Cade forced himself upright, staggered to the tray and collapsed onto his butt before it. He drank the water with its cop
pery taste and ate the two bland turkey sandwiches. They could have used better mustard. After sitting for a while longer, he turned and crawled on his hands and knees to his cot, climbed in, shut his eyes and promptly fell asleep.
***
Cade awoke when the door opened a second time. Four security people in their black-armored suits and helmets with visors aimed stunners at him.
“Get up,” one of them said.
Cade did, and he followed their instructions, leading the way down a corridor into another room, an interrogation chamber. He sat at the only table—it had two chairs. The room lacked a naked light bulb, having three embedded bulbs instead.
The four backed out, and the steel door locked behind them.
Cade looked around. He recognized the two-way mirror for what it was. This place was three times the size of his cell. It still made him feel claustrophobic. He realized at that point that he didn’t feel as sore. His head no longer throbbed, either. The water or sandwiches must have contained healing or sleeping substances.
Also, Cade healed faster than normal. It was part of his genetic makeup.

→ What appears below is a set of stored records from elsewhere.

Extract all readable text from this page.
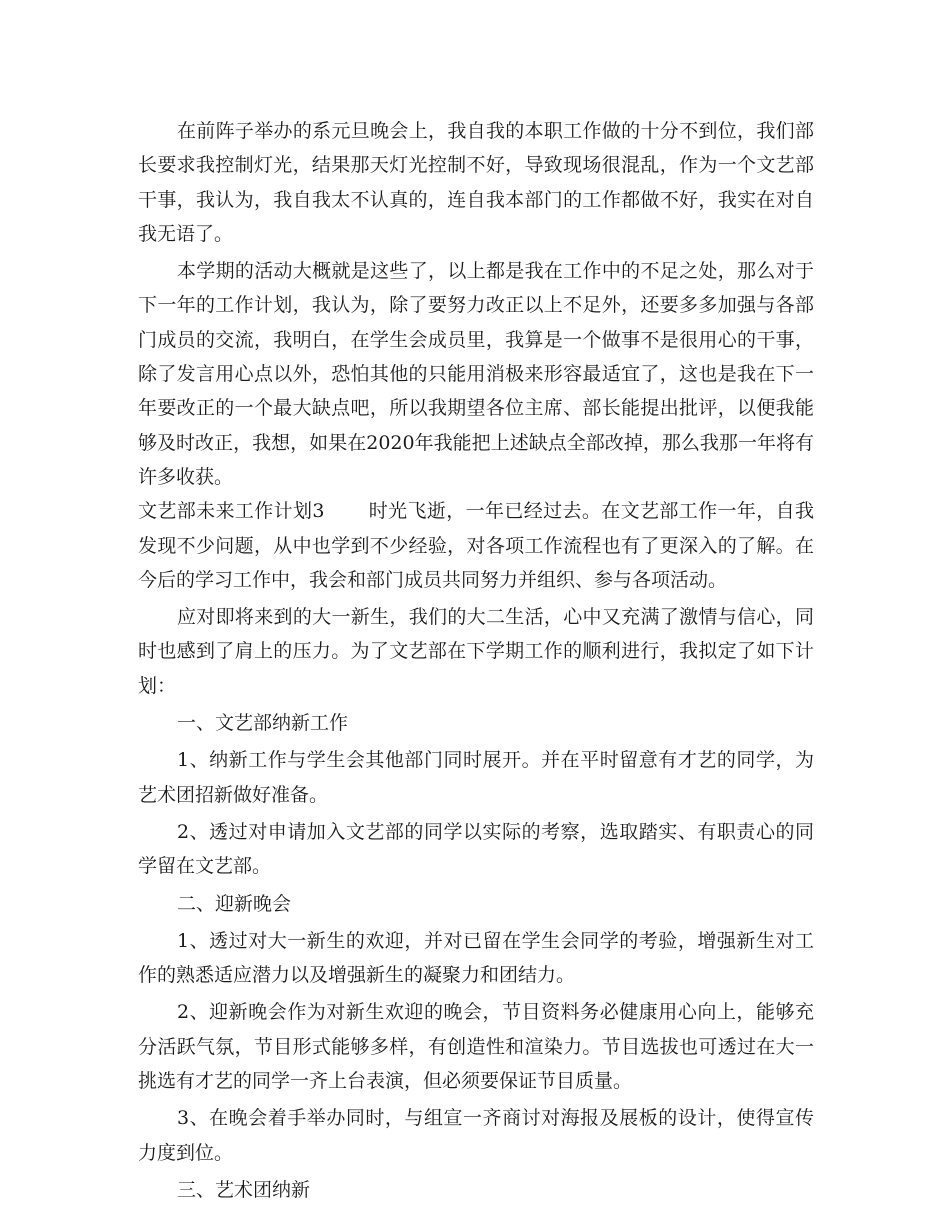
在前阵子举办的系元旦晚会上，我自我的本职工作做的十分不到位，我们部长要求我控制灯光，结果那天灯光控制不好，导致现场很混乱，作为一个文艺部干事，我认为，我自我太不认真的，连自我本部门的工作都做不好，我实在对自我无语了。

本学期的活动大概就是这些了，以上都是我在工作中的不足之处，那么对于下一年的工作计划，我认为，除了要努力改正以上不足外，还要多多加强与各部门成员的交流，我明白，在学生会成员里，我算是一个做事不是很用心的干事，除了发言用心点以外，恐怕其他的只能用消极来形容最适宜了，这也是我在下一年要改正的一个最大缺点吧，所以我期望各位主席、部长能提出批评，以便我能够及时改正，我想，如果在2020年我能把上述缺点全部改掉，那么我那一年将有许多收获。

文艺部未来工作计划3 时光飞逝，一年已经过去。在文艺部工作一年，自我发现不少问题，从中也学到不少经验，对各项工作流程也有了更深入的了解。在今后的学习工作中，我会和部门成员共同努力并组织、参与各项活动。

应对即将来到的大一新生，我们的大二生活，心中又充满了激情与信心，同时也感到了肩上的压力。为了文艺部在下学期工作的顺利进行，我拟定了如下计划：

一、文艺部纳新工作

1、纳新工作与学生会其他部门同时展开。并在平时留意有才艺的同学，为艺术团招新做好准备。

2、透过对申请加入文艺部的同学以实际的考察，选取踏实、有职责心的同学留在文艺部。

二、迎新晚会

1、透过对大一新生的欢迎，并对已留在学生会同学的考验，增强新生对工作的熟悉适应潜力以及增强新生的凝聚力和团结力。

2、迎新晚会作为对新生欢迎的晚会，节目资料务必健康用心向上，能够充分活跃气氛，节目形式能够多样，有创造性和渲染力。节目选拔也可透过在大一挑选有才艺的同学一齐上台表演，但必须要保证节目质量。

3、在晚会着手举办同时，与组宣一齐商讨对海报及展板的设计，使得宣传力度到位。

三、艺术团纳新
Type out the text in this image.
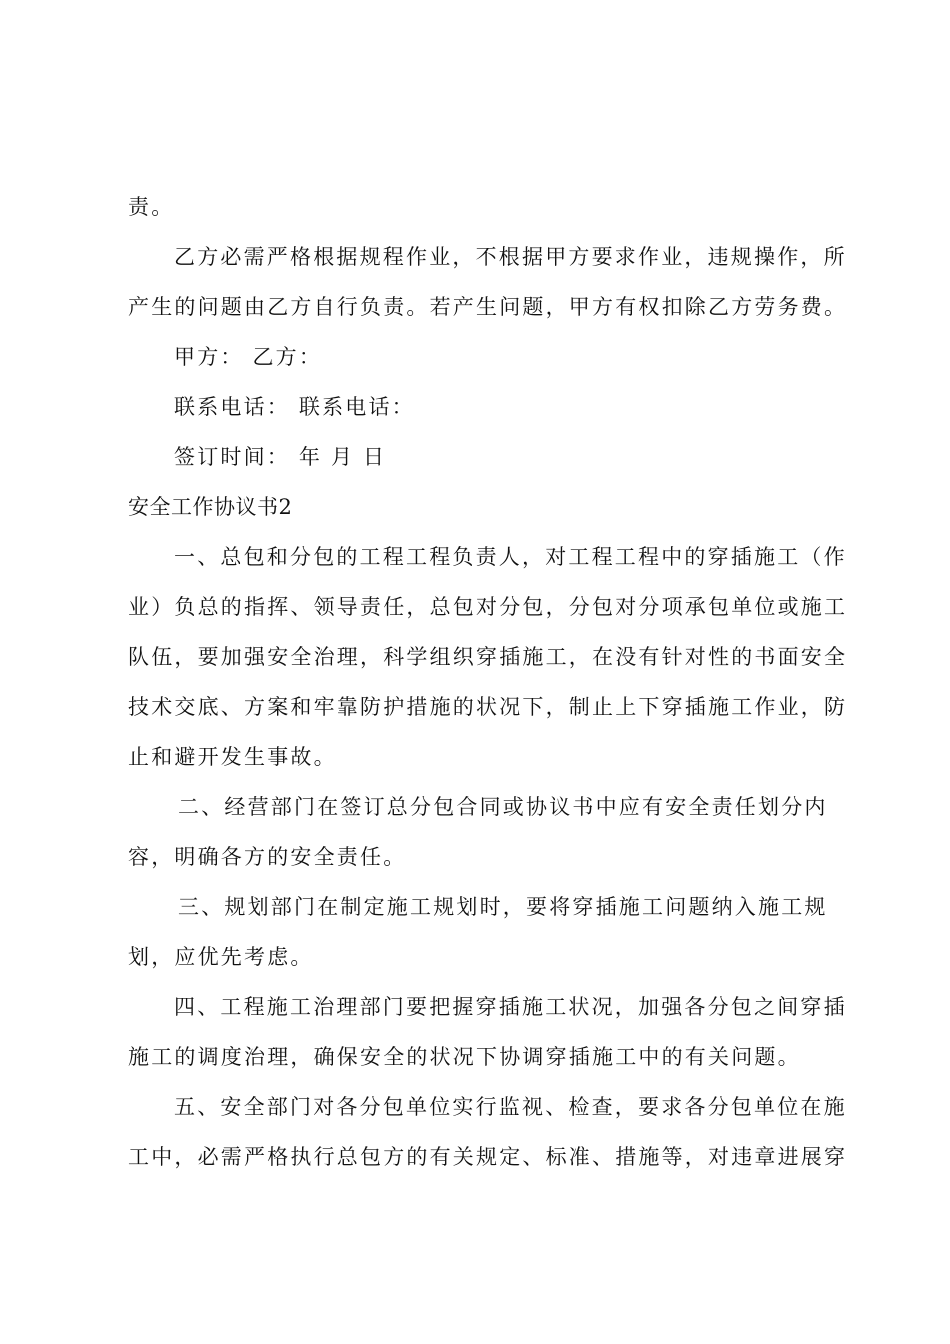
责。
乙方必需严格根据规程作业，不根据甲方要求作业，违规操作，所
产生的问题由乙方自行负责。若产生问题，甲方有权扣除乙方劳务费。
甲方： 乙方：
联系电话： 联系电话：
签订时间： 年 月 日
安全工作协议书2
一、总包和分包的工程工程负责人，对工程工程中的穿插施工（作
业）负总的指挥、领导责任，总包对分包，分包对分项承包单位或施工
队伍，要加强安全治理，科学组织穿插施工，在没有针对性的书面安全
技术交底、方案和牢靠防护措施的状况下，制止上下穿插施工作业，防
止和避开发生事故。
二、经营部门在签订总分包合同或协议书中应有安全责任划分内
容，明确各方的安全责任。
三、规划部门在制定施工规划时，要将穿插施工问题纳入施工规
划，应优先考虑。
四、工程施工治理部门要把握穿插施工状况，加强各分包之间穿插
施工的调度治理，确保安全的状况下协调穿插施工中的有关问题。
五、安全部门对各分包单位实行监视、检查，要求各分包单位在施
工中，必需严格执行总包方的有关规定、标准、措施等，对违章进展穿
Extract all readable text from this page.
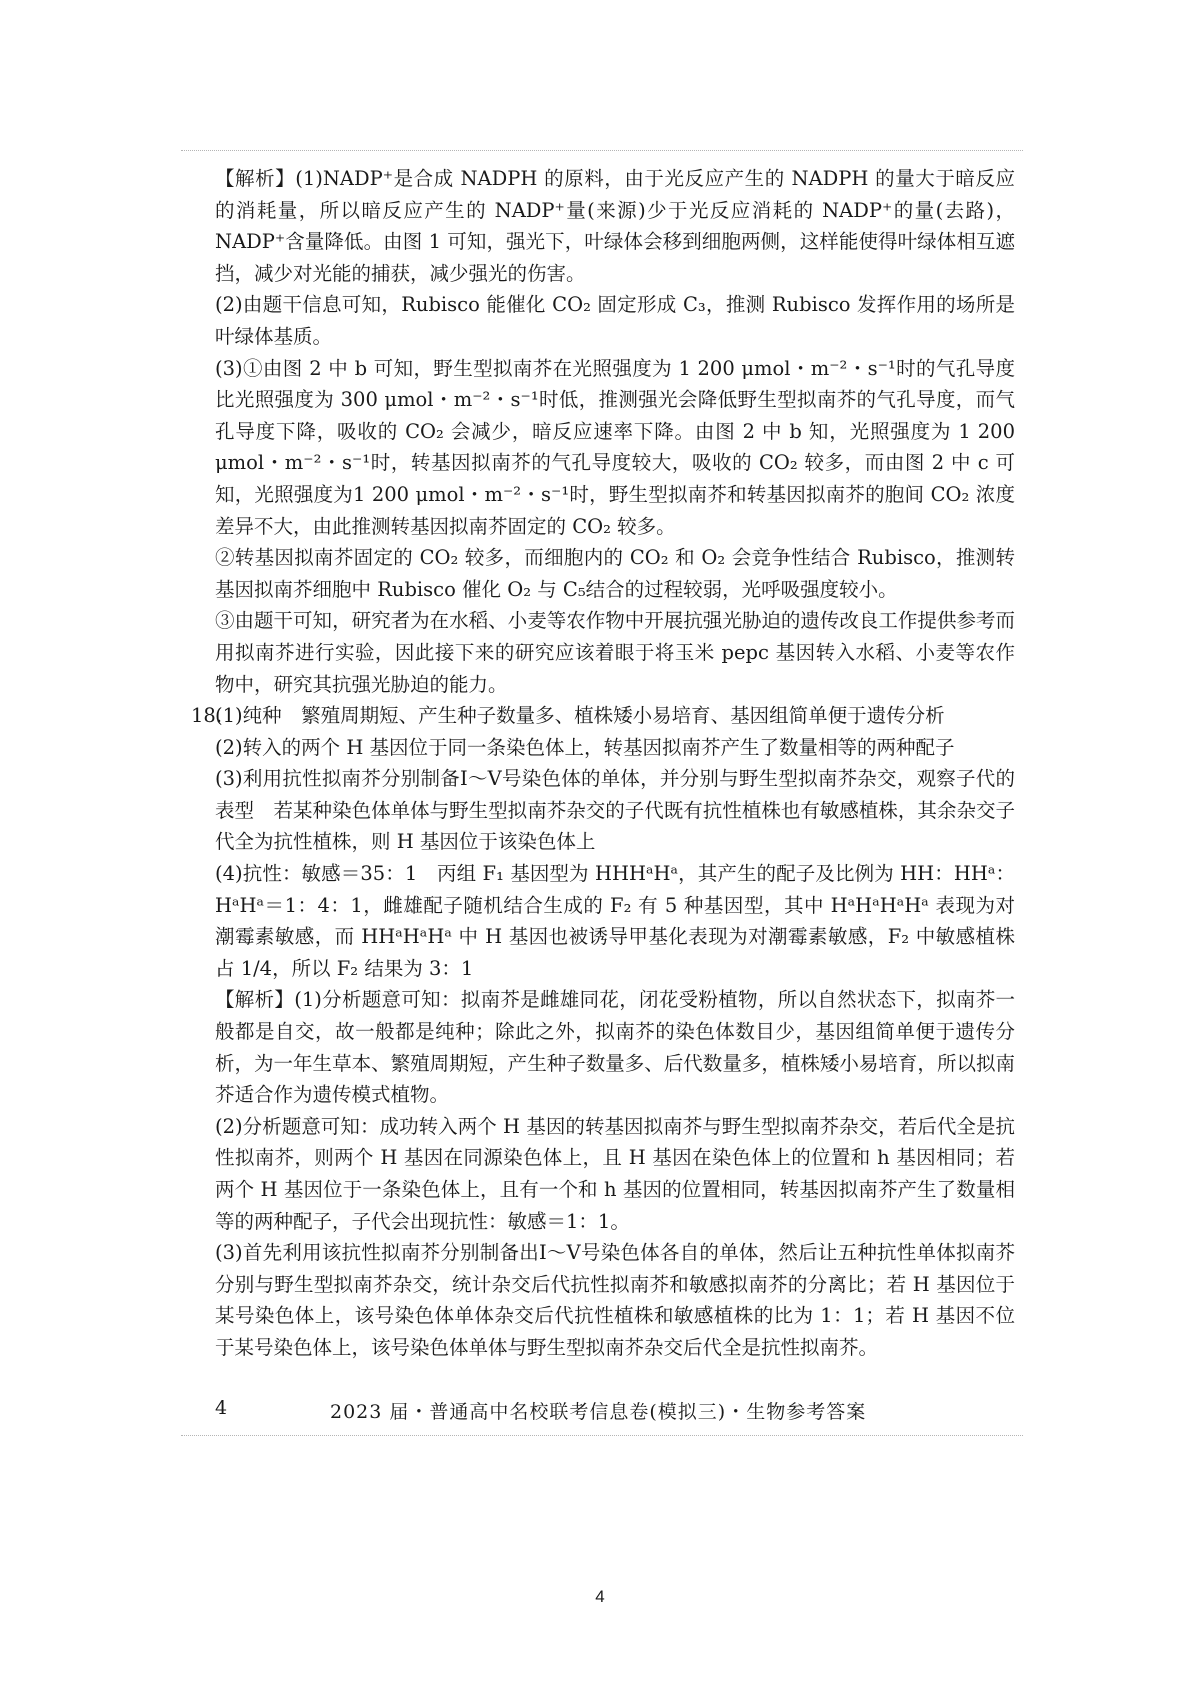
【解析】(1)NADP⁺是合成 NADPH 的原料，由于光反应产生的 NADPH 的量大于暗反应的消耗量，所以暗反应产生的 NADP⁺量(来源)少于光反应消耗的 NADP⁺的量(去路)，NADP⁺含量降低。由图 1 可知，强光下，叶绿体会移到细胞两侧，这样能使得叶绿体相互遮挡，减少对光能的捕获，减少强光的伤害。

(2)由题干信息可知，Rubisco 能催化 CO₂ 固定形成 C₃，推测 Rubisco 发挥作用的场所是叶绿体基质。

(3)①由图 2 中 b 可知，野生型拟南芥在光照强度为 1 200 μmol・m⁻²・s⁻¹时的气孔导度比光照强度为 300 μmol・m⁻²・s⁻¹时低，推测强光会降低野生型拟南芥的气孔导度，而气孔导度下降，吸收的 CO₂ 会减少，暗反应速率下降。由图 2 中 b 知，光照强度为 1 200 μmol・m⁻²・s⁻¹时，转基因拟南芥的气孔导度较大，吸收的 CO₂ 较多，而由图 2 中 c 可知，光照强度为1 200 μmol・m⁻²・s⁻¹时，野生型拟南芥和转基因拟南芥的胞间 CO₂ 浓度差异不大，由此推测转基因拟南芥固定的 CO₂ 较多。

②转基因拟南芥固定的 CO₂ 较多，而细胞内的 CO₂ 和 O₂ 会竞争性结合 Rubisco，推测转基因拟南芥细胞中 Rubisco 催化 O₂ 与 C₅结合的过程较弱，光呼吸强度较小。

③由题干可知，研究者为在水稻、小麦等农作物中开展抗强光胁迫的遗传改良工作提供参考而用拟南芥进行实验，因此接下来的研究应该着眼于将玉米 pepc 基因转入水稻、小麦等农作物中，研究其抗强光胁迫的能力。

18.

(1)纯种　繁殖周期短、产生种子数量多、植株矮小易培育、基因组简单便于遗传分析

(2)转入的两个 H 基因位于同一条染色体上，转基因拟南芥产生了数量相等的两种配子

(3)利用抗性拟南芥分别制备Ⅰ～Ⅴ号染色体的单体，并分别与野生型拟南芥杂交，观察子代的表型　若某种染色体单体与野生型拟南芥杂交的子代既有抗性植株也有敏感植株，其余杂交子代全为抗性植株，则 H 基因位于该染色体上

(4)抗性：敏感＝35：1　丙组 F₁ 基因型为 HHHᵃHᵃ，其产生的配子及比例为 HH：HHᵃ：HᵃHᵃ＝1：4：1，雌雄配子随机结合生成的 F₂ 有 5 种基因型，其中 HᵃHᵃHᵃHᵃ 表现为对潮霉素敏感，而 HHᵃHᵃHᵃ 中 H 基因也被诱导甲基化表现为对潮霉素敏感，F₂ 中敏感植株占 1/4，所以 F₂ 结果为 3：1

【解析】(1)分析题意可知：拟南芥是雌雄同花，闭花受粉植物，所以自然状态下，拟南芥一般都是自交，故一般都是纯种；除此之外，拟南芥的染色体数目少，基因组简单便于遗传分析，为一年生草本、繁殖周期短，产生种子数量多、后代数量多，植株矮小易培育，所以拟南芥适合作为遗传模式植物。

(2)分析题意可知：成功转入两个 H 基因的转基因拟南芥与野生型拟南芥杂交，若后代全是抗性拟南芥，则两个 H 基因在同源染色体上，且 H 基因在染色体上的位置和 h 基因相同；若两个 H 基因位于一条染色体上，且有一个和 h 基因的位置相同，转基因拟南芥产生了数量相等的两种配子，子代会出现抗性：敏感＝1：1。

(3)首先利用该抗性拟南芥分别制备出Ⅰ～Ⅴ号染色体各自的单体，然后让五种抗性单体拟南芥分别与野生型拟南芥杂交，统计杂交后代抗性拟南芥和敏感拟南芥的分离比；若 H 基因位于某号染色体上，该号染色体单体杂交后代抗性植株和敏感植株的比为 1：1；若 H 基因不位于某号染色体上，该号染色体单体与野生型拟南芥杂交后代全是抗性拟南芥。

4	2023 届・普通高中名校联考信息卷(模拟三)・生物参考答案
4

A different door opened, and a man in a black leather coat that almost reached the floor stood there. The man had knee-high leather boots, a black uniform and a long lean face. He looked intelligent, ruthless and—the man doffed his military-style hat, bowed slightly and clicked his boot heels together.
“I am Monitor Varo, at your service.”
“Marcus Cade.”
“Ah. Excellent,” Varo said. “We start with the truth.” He closed the door behind him, approached the table and indicated the second chair. The man wore black leather gloves.
“Sure, sit if you want,” Cade said.
There was a curt nod and then a pause. “First, you should know that if you assault me—”
“I won’t,” Cade said, interrupting.
Monitor Varo stiffened and frowned.
Cade raised an eyebrow. “Did I say something wrong?”
“Yes, you interrupted me.”
“Oh.”
Varo frowned more severely. “An apology is in order.”